Both items, totaling $33 million, were endorsed by the board as part of its total request to the legislature, but State Superintendent Catherine Truitt raised objections to the two additional requests because of the availability of federal COVID-relief funds as well as the department’s limited capacity to fill the new positions. She said she doesn’t dispute the need.
“There is still $3 billion in federal funds in the districts, 80% of which can be used to hire social workers,” Truitt told the board. “The idea that we leave billions of dollars on the table because we say we need to ask for this now does not sit well with me. We need to be willing to spend every single dime that we have right now.” She noted also that $19 million in the state’s Governor's Emergency Education Relief Fund (GEER) designated for mental health support in the schools.
“It doesn’t strike me as strategic or fiscally responsible – in a short session – when we have money to move us even past the next long session to make this ask now,” Truitt said, adding that since 300 more social workers have been hired during the last year, the need for additional positions is uncertain.

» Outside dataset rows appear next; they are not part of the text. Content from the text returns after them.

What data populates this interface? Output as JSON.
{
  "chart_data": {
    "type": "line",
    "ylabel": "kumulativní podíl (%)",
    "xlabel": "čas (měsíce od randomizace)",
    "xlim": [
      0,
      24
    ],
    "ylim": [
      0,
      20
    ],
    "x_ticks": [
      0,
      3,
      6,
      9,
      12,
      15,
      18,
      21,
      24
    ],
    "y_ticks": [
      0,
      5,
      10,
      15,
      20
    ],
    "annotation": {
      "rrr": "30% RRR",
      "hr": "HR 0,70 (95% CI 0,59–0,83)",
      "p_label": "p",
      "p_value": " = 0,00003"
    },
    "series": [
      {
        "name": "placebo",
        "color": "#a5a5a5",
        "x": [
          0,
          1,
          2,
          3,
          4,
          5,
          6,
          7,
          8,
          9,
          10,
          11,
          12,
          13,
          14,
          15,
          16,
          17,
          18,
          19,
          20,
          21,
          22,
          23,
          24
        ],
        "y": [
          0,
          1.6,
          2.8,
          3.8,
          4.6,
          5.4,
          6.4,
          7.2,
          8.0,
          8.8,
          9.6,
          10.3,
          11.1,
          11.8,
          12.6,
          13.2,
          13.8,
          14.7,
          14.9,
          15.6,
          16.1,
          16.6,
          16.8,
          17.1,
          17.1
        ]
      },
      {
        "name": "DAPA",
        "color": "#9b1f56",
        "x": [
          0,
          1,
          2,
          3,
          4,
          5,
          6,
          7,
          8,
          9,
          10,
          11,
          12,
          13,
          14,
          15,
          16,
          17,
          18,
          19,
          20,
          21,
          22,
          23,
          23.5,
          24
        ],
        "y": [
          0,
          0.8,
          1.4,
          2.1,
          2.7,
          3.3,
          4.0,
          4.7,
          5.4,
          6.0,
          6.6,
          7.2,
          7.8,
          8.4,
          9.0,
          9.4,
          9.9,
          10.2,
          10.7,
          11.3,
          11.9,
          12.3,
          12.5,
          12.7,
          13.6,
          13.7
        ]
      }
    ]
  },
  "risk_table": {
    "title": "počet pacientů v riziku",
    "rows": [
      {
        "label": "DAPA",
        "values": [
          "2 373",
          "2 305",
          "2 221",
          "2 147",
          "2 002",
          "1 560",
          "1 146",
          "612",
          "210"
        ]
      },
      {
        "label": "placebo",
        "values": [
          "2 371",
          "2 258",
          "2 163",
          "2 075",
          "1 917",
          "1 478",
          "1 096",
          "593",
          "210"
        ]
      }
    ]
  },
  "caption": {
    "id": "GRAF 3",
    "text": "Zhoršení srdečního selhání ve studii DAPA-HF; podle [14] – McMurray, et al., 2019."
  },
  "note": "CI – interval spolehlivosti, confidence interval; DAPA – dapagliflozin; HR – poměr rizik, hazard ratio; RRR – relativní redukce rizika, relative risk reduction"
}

Board Vice Chairman Alan Duncan said North Carolina’s ratio of social workers to students remains far below the national recommendation of one for every 250 students.
“We do know there’s a significant need for social workers,” Duncan said. “Our kids are in need, and they have suffered badly through this [pandemic], and we need our social workers to help alleviate some of that suffering during this time.”
Truitt also questioned the timing of the funding request for the additional 51 district improvement specialists since they’d be deployed to help implement a support model for low-performing schools that is still being piloted, and the department’s capacity to hire and support those additional personnel is limited.
Eric Davis, board chairman, said nearly all the funding requests for the short session tie into the court-ordered Comprehensive Remedial Plan under the Leandro lawsuit over school funding.
“That’s also a basis for these recommendations,” Davis said. “We would call on the General Assembly and the governor to work together to figure out how to fully fund Year 3 of that plan. That would overshadow all of this discussion we just had.”
Davis added that neither the board nor the department has time to fully resolve challenges with hiring or identifying the specific needs of individual districts.”
“If we don’t act now, we essentially lose a year.”